The manner in which we correct is of utmost importance. A sharp, high volume retracement would be bearish. But if the retracement observes the R-zone as support and volume is contained, it will be positive for the bulls.
The markets opened the week with an extension of the four day win streak and the Dow/S&P were able to maintain the intraday uptrend into midday. Finance paced the way in early trade after gains overseas, encouraging remarks from the Fed Chair during a weekend interview on 60 Minutes, and rumors about the government possibly requesting delivery of stock certificates held by AIG and other TARP institutions, thus preventing short-sellers from borrowing the shares.
But, the Nasdaq faltered after a higher open and failed to confirm the S&P move to new highs.

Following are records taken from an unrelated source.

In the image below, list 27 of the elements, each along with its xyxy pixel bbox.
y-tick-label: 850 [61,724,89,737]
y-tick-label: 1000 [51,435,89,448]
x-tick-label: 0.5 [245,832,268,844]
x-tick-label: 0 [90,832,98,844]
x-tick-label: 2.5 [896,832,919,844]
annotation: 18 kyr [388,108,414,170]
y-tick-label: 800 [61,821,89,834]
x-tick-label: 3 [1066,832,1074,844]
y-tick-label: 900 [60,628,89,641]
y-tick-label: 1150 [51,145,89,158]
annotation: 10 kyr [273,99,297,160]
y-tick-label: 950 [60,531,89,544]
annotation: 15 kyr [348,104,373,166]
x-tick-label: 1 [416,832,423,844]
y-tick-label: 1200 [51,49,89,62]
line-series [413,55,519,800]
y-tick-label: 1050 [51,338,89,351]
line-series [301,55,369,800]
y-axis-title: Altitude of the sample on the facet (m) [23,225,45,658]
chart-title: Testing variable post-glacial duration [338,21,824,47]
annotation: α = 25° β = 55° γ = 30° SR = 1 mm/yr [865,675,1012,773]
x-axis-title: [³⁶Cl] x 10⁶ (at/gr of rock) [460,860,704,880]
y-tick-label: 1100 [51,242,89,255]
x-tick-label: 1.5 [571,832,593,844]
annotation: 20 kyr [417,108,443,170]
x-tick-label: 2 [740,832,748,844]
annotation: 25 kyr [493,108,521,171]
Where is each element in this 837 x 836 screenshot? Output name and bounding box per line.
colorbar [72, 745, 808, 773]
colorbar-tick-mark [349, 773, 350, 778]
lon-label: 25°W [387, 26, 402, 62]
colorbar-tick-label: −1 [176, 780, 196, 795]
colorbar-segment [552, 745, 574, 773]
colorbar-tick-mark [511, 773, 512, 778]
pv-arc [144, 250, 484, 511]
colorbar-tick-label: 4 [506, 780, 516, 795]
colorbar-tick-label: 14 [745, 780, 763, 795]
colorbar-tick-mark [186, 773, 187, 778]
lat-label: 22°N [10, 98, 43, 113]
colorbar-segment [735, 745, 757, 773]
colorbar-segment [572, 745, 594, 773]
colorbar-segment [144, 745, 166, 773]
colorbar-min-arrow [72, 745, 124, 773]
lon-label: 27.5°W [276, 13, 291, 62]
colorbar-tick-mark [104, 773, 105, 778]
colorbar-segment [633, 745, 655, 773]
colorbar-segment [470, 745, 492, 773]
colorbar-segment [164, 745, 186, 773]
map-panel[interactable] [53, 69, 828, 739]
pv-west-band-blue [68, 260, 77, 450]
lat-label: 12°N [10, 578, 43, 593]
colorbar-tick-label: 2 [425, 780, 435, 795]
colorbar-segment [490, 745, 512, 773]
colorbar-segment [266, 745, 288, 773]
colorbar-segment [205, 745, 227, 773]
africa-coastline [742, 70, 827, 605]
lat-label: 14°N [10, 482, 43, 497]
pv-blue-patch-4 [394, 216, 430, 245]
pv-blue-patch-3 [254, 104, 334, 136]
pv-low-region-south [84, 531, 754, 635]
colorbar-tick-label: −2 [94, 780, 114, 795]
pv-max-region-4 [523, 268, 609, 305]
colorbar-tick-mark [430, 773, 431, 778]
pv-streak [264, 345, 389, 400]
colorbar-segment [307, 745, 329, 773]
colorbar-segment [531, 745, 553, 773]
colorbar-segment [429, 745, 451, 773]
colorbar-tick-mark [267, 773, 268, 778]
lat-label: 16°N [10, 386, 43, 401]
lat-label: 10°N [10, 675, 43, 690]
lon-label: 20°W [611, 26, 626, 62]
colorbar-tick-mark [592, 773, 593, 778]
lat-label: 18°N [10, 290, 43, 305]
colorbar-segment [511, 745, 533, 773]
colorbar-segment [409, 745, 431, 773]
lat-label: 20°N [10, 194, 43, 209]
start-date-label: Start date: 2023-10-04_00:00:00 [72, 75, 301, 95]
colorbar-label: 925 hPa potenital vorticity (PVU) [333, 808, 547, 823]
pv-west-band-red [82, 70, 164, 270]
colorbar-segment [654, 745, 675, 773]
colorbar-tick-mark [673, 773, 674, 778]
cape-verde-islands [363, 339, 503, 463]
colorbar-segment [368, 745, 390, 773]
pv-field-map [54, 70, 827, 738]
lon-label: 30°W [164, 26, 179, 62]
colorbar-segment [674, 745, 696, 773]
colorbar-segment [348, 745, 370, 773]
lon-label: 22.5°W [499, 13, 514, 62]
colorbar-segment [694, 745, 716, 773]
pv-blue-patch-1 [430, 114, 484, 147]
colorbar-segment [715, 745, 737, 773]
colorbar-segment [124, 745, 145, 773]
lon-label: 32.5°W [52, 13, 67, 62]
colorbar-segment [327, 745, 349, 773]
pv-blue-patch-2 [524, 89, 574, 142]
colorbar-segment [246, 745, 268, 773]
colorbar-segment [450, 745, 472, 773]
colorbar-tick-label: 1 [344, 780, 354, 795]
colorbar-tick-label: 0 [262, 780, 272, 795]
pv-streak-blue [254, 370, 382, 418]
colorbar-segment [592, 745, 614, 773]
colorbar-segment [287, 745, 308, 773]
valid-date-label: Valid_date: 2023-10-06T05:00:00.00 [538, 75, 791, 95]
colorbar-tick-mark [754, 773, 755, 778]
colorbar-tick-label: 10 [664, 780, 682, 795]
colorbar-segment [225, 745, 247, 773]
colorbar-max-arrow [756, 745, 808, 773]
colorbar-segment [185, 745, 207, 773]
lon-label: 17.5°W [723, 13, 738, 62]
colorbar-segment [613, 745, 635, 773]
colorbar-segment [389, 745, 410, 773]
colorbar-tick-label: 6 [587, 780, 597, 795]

Then the XLF carved out a double top and rolled over with afternoon profit taking persisting into the close. The steady slide over the final few hours of trade ended the winning streak but losses were minimal.
Important to monitor economic data - housing starts, building permits, and PPI tomorrow in pre-market. FOMC - FED interest rates on Wednesday.
OPEX (options expiration) is on Friday. Open interest sometimes moves from one extreme to the other during OPEX week. Also, things start to get a little choppy Wed. and Thurs. prior to OPEX.